Epstein : nouveau scandale et vieux fantasmes

par Sébastien Lévi |  publié le 18/02/2026

L’affaire Epstein nourrit au fil de ses révélations une nouvelle vague d’antisémitisme. Sur les réseaux et dans certains discours politiques, les vieux fantasmes complotistes refont surface. La mécanique de la haine sévit sans discontinuer.
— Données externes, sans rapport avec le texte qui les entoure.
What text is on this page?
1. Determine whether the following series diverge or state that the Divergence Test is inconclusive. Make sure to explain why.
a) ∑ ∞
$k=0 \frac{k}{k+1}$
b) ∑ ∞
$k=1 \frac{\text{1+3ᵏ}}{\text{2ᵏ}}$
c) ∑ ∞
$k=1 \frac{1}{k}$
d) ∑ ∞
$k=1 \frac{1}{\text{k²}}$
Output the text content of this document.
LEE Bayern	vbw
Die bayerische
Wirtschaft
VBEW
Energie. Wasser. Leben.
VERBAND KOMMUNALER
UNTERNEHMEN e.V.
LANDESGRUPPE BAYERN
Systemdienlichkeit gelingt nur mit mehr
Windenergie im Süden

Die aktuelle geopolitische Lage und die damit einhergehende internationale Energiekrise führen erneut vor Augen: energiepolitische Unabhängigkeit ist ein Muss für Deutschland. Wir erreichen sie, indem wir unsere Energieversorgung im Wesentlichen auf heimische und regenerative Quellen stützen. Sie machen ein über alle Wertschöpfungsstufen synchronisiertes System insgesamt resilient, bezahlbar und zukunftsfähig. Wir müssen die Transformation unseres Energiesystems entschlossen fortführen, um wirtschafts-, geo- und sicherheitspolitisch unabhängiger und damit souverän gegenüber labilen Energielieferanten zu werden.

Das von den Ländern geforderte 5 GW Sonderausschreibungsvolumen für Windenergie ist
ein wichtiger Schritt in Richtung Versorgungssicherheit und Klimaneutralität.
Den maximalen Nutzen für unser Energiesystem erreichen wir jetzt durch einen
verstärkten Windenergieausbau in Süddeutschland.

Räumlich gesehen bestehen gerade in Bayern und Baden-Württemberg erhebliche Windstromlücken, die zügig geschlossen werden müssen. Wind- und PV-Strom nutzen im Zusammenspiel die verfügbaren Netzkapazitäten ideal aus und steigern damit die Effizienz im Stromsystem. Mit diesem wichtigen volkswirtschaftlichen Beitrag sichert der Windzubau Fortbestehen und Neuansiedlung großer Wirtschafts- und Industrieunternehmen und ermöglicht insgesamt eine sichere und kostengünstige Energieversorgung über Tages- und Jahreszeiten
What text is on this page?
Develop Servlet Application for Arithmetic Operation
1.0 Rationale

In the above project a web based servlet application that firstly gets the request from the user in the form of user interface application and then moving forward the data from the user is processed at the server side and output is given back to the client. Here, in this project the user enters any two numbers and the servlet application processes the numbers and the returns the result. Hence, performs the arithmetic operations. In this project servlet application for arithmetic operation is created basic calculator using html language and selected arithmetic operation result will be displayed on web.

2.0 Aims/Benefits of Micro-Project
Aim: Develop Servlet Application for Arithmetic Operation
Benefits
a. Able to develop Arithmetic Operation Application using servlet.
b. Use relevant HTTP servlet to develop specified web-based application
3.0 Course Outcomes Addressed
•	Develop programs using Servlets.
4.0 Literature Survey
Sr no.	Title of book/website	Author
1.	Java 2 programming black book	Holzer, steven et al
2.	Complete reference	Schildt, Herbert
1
Les autorités américaines ont rendu publics les derniers documents relatifs à l'enquête sur Jeffrey Epstein, condamné pour agressions sexuelles et aujourd'hui décédé. Ces documents contenaient des références à de nombreuses personnalités. (PHOTO MARTIN BUREAU / AFP)

Le faux tsariste des Protocoles des Sages de Sion avait théorisé le contrôle des affaires du monde par les Juifs. L’affaire Epstein offre aujourd’hui aux antisémites du monde entier l’occasion de réactualiser ce mythe du complot juif international.

Les crimes d’Epstein et de certains de ses proches ne relèvent pas du complot ni du fantasme. Ils sont réels et d’une gravité extrême, mais leur instrumentalisation s’inscrit aujourd’hui dans une dérive conspirationniste et antisémite qui prend de l’ampleur.

Dans cette affaire complexe et tentaculaire, une grille de lecture se fait en effet jour dans certains cercles : l’affiliation d’Epstein au Mossad, qui aurait en sa possession des documents compromettants sur tous les puissants de la planète, permettant à l’État hébreu de faire pression sur eux et donc de contrôler le monde entier. Cette approche résonne d’autant plus que l’affaire Epstein parle de trafic de jeunes filles, de finance internationale et d’élites, soit des invariants des clichés antisémites dans l’Histoire.

Convergence des discours complotistes

Le polémiste d’extrême droite Tucker Carlson, proche de Trump, a reçu dans son émission un influenceur d’extrême gauche à la forte audience, Cenk Uygur. Tout sépare les deux hommes a priori. Pourtant, ils se sont rejoints sur l’idée qu’Israël était directement lié non seulement à l’affaire Epstein, mais aussi au 11 septembre et à l’assassinat du président Kennedy en 1963.
Le travail journalistique qui permet de recouper les faits patiemment, quitte à démonter certaines théories, est vu aujourd’hui comme de la collusion et la volonté d’enterrer l’affaire et de se protéger. Il faut reconnaître d’ailleurs que le jugement scandaleusement indulgent envers Epstein en 2008 justifie au moins partiellement cette méfiance.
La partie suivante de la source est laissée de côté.